Los dos modelos de matriarcas, el permisivo de la exitosa periodista neoyorquina
y el «inmisericorde» de la mujer autoritaria
del humedal, chocan y asistiremos, como no podía ser de otra manera, a la
sutil comprensión recíproca entre ambas mujeres.
La historia
progresa, así pues, en el sentido de ir descubriendo, sobre todo, la tremebunda
historia de la mujer del humedal y de sus cuatro hijos, dos viven libremente,
uno con innegable retraso mental, el otro, violento padre futuro de una
criatura cuya madre, simple como la formulación química del agua, vive con
ellos, aunque todo su empeño sea «volver» a la civilización, si bien lo que
hace la suegra es comprarle una televisión «de pilas» que la joven usa para ver
la televisión basura —telepredicadores, concurso, etc.— que la une a esa «civilización».

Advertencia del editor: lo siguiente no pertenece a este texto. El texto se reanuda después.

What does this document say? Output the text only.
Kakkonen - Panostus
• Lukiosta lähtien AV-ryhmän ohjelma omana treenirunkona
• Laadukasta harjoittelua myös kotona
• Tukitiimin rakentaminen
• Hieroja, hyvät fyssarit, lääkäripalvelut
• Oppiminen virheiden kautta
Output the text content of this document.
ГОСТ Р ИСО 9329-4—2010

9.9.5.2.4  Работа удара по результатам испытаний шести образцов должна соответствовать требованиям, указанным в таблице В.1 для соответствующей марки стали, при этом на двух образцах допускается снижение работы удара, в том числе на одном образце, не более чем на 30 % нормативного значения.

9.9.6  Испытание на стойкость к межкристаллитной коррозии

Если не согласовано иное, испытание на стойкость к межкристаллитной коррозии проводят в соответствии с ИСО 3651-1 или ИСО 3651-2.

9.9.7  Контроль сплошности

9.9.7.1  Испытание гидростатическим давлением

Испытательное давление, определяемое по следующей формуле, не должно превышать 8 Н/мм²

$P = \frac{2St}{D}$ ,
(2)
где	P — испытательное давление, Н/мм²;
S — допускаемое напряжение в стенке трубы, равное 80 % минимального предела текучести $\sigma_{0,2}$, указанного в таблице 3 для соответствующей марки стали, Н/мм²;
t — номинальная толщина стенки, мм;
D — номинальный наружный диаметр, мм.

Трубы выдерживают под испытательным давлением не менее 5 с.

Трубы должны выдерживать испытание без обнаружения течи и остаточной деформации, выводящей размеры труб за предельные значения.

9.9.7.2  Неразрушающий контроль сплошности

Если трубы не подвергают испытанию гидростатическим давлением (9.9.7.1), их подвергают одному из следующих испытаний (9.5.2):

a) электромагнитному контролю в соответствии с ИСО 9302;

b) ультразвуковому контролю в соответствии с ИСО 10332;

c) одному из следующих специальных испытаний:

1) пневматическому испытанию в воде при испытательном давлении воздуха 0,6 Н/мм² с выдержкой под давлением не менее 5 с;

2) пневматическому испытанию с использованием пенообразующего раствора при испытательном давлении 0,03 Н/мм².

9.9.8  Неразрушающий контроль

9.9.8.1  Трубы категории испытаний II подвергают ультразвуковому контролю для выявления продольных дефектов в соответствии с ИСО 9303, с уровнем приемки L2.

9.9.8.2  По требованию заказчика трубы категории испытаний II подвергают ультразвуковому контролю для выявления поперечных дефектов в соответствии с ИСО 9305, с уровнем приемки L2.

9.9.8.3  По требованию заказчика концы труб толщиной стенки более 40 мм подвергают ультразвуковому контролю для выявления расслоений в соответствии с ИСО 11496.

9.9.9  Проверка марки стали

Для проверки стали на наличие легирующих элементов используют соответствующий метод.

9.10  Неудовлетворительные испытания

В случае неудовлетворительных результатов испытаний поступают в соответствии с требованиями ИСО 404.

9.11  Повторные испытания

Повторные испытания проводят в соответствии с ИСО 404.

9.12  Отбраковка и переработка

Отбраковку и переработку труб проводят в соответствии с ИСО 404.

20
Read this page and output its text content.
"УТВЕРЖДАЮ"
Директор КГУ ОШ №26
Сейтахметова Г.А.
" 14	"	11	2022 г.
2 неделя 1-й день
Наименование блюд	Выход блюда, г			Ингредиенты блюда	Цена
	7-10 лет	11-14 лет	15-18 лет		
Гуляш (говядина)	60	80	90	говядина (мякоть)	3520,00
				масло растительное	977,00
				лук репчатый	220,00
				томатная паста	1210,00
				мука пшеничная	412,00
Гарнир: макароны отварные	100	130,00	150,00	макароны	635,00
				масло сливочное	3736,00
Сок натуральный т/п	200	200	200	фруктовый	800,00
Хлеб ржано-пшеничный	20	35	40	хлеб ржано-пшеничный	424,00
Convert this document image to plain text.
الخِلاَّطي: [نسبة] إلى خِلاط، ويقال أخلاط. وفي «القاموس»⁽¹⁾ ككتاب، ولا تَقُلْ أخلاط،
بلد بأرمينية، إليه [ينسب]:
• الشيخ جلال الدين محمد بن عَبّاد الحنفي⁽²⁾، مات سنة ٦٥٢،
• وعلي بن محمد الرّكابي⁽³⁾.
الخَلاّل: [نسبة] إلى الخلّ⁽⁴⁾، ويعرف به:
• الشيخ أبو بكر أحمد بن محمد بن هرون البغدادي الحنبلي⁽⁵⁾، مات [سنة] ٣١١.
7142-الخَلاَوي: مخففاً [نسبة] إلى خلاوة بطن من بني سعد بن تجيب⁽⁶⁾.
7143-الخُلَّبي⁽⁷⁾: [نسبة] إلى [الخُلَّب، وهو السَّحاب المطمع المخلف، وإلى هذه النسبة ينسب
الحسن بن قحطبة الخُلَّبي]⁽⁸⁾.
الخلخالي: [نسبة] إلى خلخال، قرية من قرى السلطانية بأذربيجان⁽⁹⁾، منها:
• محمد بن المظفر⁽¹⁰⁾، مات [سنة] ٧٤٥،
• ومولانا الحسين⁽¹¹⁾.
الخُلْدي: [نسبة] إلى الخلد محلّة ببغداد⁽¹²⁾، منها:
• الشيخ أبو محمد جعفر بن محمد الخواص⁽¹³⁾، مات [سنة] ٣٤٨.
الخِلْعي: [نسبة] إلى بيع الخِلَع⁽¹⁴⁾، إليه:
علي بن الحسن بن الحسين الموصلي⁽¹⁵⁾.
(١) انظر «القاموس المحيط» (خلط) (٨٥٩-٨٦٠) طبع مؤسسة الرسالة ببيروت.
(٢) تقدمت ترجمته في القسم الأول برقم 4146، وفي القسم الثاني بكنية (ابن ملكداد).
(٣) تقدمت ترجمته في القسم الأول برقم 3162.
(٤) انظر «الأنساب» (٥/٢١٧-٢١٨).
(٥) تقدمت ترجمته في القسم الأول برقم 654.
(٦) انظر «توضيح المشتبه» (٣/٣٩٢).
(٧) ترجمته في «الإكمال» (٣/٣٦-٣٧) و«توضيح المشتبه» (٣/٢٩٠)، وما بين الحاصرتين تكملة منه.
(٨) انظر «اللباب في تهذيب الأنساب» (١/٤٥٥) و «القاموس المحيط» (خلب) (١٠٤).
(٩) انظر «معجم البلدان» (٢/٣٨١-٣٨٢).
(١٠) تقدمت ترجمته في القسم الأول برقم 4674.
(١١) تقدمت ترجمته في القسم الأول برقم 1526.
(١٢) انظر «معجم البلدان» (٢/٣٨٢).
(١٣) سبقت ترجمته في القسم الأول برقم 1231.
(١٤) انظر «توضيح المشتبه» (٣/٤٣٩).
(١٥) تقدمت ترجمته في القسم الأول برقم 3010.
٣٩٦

El hijo menor, enfrentado a la madre, vive en una jaula, y el mayor, que no existe para la madre, vive en
la ciudad, regentando un club de strip-tease. Con todo, el retrato del
padre, con gran mostacho negrísimo, como sus ojos y su cabello, preside el
comedor de la rústica vivienda donde las neoyorquinas creen que van a pasar
unos días haciendo turismo de aventura. Me adelanto, aunque, en este punto, tal
revelación tenga poco de tal, a constatar que cuando el hijo mayor regresa a la
casa y se sienta a comer con sus hermanos y su madre, lo hace en una de las
cabeceras, justo debajo del retrato de su padre, al que es clavado.
Durante la excursión
que hacen ambas primas a la ciudad, la hija de la periodista se queda sola con
los tres chicos, y no se le ocurre otra cosa que colocarlos con cocaína,
después de haber liberado al hijo cautivo, con el que hace una bellísima
excursión por los contornos, porque, como era previsible, la exploración
fotográfica de los humedales consigue imágenes de una belleza extraordinaria,
algo que Konchalovsky ya consiguió en Paraíso, aunque en esta en un
maravilloso blanco y negro. Esas dos líneas paralelas van a generar un
crescendo del que la película, hasta ese momento interesante, pero
relativamente plácida, se beneficia para un tramo final lleno de desasosiego, emoción
y altura dramática impactante. Como advierto, por FilmAffinity, que no es una
película que haya suscitado el interés mayoritario del público, me apresuro a
recomendarla fervientemente, porque si
en alguna ocasión tiene sentido lo de la «América profunda», es en este, en
efecto.
Siendo un director que me parece tan
versátil como brillante, confieso que, por circunstancias ajenas a mi deseo, no
llegué a tiempo de ver Queridos camaradas, pero, tras haber visto
esta, en las antípodas estilísticas y temáticas de un peliculón tan apabullante
como El tren del infierno, auténtica sublimación de las películas «de
acción», haré por verla cuanto antes.
Eso sí, no se me despisten de esta tragedia matriarcal y gótica en la
que no sabemos qué nos estremece más, si la agreste belleza de los humedales o
el drama que justifica una vida.
Dicho lo anterior, conviene dejar
constancia de la interpretación magnífica de todo el elenco, pero muy
especialmente de la de Barbara Hershey y de la de la neololita —hay guiños al
respecto— Martha Plimpton.
[Nota: En 1980, los cajunes , con lengua, música, gastronomía,
etc. propias, fueron reconocidos cono grupo étnico por el gobierno usamericano.